「国際法」

ニュースにもよく出る言葉です。

領土問題や戦争関連のニュースなどで見ます。

最初は、ヨーロッパの国々で合意のもとに成立した国際法が、今は世界の国際法となりました。

国家が行うところの「戦争」を、「法」を通すと違った風景が見えます。

 

1 世の中には戦時と平時がある

対等な主権国家同士の争いが「戦争」です。「戦争」は国家の行為です。

 「戦争」は、格闘技ボクシングと並べると、似た仕組みであることが分かります。 

 

 まず、ボクシングは相手とパンチの応酬で勝ち負けを決めるスポーツです。

相手をダウンさせ、“力の差”が明らかになれば試合終了です。

〔試合前〕 ⇒ 〔試合中〕  ⇒ 〔試合後〕

試合中とそうでない時があります。

対戦相手へのパンチは、試合中のみ認められる行為。これを試合以外でやれば犯罪行為です。

 

国際法の第一は、「世の中には、戦時と平時がある」です。

 〔平時〕 ⇒  〔戦時〕  ⇒  〔平時〕

 「平時」とは国家間が平和なとき、「戦時」とは敵国と戦争状態にあるときです。

 

 交戦国は、「戦時」には交戦権で認められる行為が出来ます。敵の戦意を挫くための戦闘に伴う殺人は認められます。しかし、「平時」に人を殺せば犯罪です。

国際法の第一は、

「世の中には、戦時と平時がある」

ということです。

「戦時」と「平時」を明確に区別しています。

 

2 戦争の始まりと終わり

 ボクシングはゴングで試合が始まり、ゴングで試合が終わります。

 では、戦争の開始時と終了時には何があるのでしょう。

 「宣戦布告」で戦争状態を作り、「平和条約発効」で戦争状態が終わります。

 法的に見て、「宣戦布告」から「平和条約発効」までが「戦時」です。

 

では、大東亜戦争はいつ終わったのでしょうか。

①昭和20年8月14日 ポツダム宣言受諾を通達

②昭和20年8月15日 玉音放送

③昭和20年9月2日  降伏文書調印

④昭和27年4月28日 サンフランシスコ平和条約発効

 日本では、終戦の日を昭和20年8月15日と考えます。この日、天皇陛下の玉音放送がありました。

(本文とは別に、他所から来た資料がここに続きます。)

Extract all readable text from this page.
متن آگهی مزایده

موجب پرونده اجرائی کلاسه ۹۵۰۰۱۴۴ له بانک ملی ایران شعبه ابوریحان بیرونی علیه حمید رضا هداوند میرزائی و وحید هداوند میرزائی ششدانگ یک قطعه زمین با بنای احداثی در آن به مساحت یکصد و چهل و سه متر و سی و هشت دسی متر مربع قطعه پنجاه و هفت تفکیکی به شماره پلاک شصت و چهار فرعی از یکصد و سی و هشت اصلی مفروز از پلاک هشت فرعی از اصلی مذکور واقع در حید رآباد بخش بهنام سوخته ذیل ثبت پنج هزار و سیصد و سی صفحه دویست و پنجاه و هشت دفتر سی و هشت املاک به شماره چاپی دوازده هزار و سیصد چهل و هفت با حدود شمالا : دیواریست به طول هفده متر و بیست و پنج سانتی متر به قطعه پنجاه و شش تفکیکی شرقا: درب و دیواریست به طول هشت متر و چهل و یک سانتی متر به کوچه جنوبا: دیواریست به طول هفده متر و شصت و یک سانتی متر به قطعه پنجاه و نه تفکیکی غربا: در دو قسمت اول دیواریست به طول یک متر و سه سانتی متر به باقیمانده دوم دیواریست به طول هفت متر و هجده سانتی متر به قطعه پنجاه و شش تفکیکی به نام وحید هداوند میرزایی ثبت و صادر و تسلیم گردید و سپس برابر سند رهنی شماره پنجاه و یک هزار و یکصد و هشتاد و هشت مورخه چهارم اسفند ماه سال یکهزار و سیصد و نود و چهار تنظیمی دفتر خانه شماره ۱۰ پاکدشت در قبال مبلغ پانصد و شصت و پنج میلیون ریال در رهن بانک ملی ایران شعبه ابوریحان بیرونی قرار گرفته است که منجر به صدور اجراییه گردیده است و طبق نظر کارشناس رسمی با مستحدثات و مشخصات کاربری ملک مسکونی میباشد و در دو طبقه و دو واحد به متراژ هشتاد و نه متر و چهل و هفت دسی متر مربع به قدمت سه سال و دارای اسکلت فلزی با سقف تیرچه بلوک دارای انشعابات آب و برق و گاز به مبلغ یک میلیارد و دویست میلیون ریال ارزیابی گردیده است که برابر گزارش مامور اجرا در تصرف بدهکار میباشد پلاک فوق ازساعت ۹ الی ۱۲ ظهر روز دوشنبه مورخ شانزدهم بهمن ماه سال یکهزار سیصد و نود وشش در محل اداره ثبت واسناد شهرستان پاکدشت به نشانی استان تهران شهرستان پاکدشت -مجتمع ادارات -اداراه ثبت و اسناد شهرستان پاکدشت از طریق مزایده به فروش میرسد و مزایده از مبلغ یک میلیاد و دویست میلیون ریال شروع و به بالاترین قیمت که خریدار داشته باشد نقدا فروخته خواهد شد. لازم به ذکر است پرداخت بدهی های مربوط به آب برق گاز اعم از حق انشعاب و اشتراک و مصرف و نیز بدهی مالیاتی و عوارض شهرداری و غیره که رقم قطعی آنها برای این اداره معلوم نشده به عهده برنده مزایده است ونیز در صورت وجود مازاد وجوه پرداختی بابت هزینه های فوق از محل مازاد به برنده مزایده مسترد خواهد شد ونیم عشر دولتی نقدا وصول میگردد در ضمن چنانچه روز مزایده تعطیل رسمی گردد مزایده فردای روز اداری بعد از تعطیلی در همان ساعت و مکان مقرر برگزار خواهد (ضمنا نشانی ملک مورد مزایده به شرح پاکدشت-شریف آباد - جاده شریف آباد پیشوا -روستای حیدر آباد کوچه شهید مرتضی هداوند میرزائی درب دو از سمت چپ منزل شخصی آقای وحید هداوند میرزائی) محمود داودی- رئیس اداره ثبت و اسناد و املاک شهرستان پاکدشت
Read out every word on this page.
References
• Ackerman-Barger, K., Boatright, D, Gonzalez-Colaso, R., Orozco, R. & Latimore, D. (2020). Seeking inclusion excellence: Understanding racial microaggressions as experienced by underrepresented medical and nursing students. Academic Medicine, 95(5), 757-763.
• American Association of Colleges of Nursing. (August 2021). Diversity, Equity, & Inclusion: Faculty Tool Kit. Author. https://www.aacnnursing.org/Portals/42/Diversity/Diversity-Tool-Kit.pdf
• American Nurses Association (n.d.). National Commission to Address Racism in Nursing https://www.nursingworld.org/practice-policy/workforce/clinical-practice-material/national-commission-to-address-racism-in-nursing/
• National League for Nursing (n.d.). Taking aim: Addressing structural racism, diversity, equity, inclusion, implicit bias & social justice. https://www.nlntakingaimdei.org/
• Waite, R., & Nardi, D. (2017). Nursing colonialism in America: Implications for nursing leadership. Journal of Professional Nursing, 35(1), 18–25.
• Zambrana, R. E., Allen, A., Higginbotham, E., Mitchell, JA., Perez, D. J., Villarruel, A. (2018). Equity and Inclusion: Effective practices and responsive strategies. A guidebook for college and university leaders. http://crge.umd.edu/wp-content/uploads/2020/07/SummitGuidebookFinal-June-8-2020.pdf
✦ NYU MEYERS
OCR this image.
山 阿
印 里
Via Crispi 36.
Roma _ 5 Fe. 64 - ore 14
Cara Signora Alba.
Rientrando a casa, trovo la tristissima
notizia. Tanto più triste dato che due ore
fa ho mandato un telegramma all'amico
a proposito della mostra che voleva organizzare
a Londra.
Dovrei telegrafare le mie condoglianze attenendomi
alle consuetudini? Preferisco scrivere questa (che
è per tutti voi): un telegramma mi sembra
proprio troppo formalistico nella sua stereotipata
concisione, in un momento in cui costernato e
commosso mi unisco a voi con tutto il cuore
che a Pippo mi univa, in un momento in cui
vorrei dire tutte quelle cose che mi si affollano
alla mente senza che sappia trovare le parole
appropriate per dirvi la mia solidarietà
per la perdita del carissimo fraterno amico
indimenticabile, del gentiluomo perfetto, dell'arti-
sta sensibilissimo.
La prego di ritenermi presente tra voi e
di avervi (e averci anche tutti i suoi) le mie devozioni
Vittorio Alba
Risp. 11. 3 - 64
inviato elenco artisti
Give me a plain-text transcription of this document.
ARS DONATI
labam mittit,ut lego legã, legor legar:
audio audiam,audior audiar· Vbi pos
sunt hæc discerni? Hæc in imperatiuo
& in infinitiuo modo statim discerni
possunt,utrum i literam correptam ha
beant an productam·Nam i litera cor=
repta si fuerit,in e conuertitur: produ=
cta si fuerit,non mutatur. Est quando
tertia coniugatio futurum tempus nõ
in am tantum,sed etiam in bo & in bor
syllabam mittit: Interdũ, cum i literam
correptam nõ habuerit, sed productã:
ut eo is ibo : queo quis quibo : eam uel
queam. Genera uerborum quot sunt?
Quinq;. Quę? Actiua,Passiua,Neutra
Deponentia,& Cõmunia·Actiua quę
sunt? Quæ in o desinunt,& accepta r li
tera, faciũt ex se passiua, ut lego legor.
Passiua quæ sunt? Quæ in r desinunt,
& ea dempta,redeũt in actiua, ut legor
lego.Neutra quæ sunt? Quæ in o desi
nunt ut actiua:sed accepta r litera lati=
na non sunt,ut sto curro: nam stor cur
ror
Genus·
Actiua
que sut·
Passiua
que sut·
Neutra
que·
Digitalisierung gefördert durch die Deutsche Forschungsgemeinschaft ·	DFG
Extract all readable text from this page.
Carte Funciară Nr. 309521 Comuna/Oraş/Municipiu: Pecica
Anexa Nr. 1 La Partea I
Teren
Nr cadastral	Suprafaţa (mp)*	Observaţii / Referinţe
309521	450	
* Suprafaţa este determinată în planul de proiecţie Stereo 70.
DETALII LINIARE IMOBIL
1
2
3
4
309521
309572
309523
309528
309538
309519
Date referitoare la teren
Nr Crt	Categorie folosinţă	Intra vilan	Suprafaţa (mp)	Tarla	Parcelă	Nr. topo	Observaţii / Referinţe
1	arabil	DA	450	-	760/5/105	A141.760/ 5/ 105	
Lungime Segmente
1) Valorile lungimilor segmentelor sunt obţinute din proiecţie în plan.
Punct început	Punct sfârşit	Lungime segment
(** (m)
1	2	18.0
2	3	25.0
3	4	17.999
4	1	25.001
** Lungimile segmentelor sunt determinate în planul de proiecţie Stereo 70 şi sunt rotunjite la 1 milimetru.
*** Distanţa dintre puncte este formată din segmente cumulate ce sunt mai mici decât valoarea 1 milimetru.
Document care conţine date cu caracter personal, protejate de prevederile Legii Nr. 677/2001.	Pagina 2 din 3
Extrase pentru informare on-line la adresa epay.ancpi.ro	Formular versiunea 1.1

 法的には昭和27年4月28日の平和条約発効の日が終戦です。

これは日本の公式見解です。

 サンフランシスコ平和条約の第一条にそのことは明記されています。

〔第一条 日本と各連合国との間の“戦争状態”は(中略)この条約が日本と当該連合国との間で効力を生じる日に終了する

 

 

 

昭和16年12月8日から昭和27年4月28日までが「戦時」です。

大東亜戦争は、戦闘期間の後に、占領期間がありました。

占領期間中のアメリカの行為は全て戦争行為です。例えば、

①日本国憲法を押しつけたこと、

②東京裁判で日本の戦争指導者を裁判にかけて処刑したこと、

③諸々の法律を制定したこと、等々。

いずれも「平時」ではなしえないことです。

しかも、このときに出来た体制が現在も続いています。

 

3 平和条約の意味

ボクシングも戦争も、どこかで終わらせなければなりません。

ボクシングは、ダウンなど“力の差”が明らかになれば、試合終了です。

戦争は、両国が落としどころを見つけて勝ち負けを決めます。

負ければ、賠償金をいくら支払うとか、領土を割譲するなどの制裁を受けることで戦争を終わらせます。この話し合いが

『講和会議』

であり、交渉がまとまれば

『平和条約』

を締結します。

そして「平和条約」の発効により、戦時から平時に戻ります。

「平和条約」は双方が合意して締結したもの。

合意して「平時」に戻れば、当然ですが戦時のことをぶり返すことはできません。そんなことをすれば、平時と戦時の区別がつかなくなります。

「戦時」のことを「平時」に持ち込まない。

これが国際法です。

 

岸信介は、戦犯容疑で逮捕され獄中にいた政治家です。平時になって後に国家の指導者として復活しました。 

重光葵は、A級戦犯で起訴され、禁錮七年の有罪判決を受けました。平時になって復帰し、第一次鳩山内閣の外務大臣兼副総理を務めます。在職中の昭和31年12月の国連総会で、日本が国際連合への加盟を全会一致で認められます。重光は、そのとき国連で加盟受諾演説をして万雷の拍手を受けています。

 

戦犯も、平時に戻れば存在しない。

国際法は「戦時」と「平時」を明確に区別します。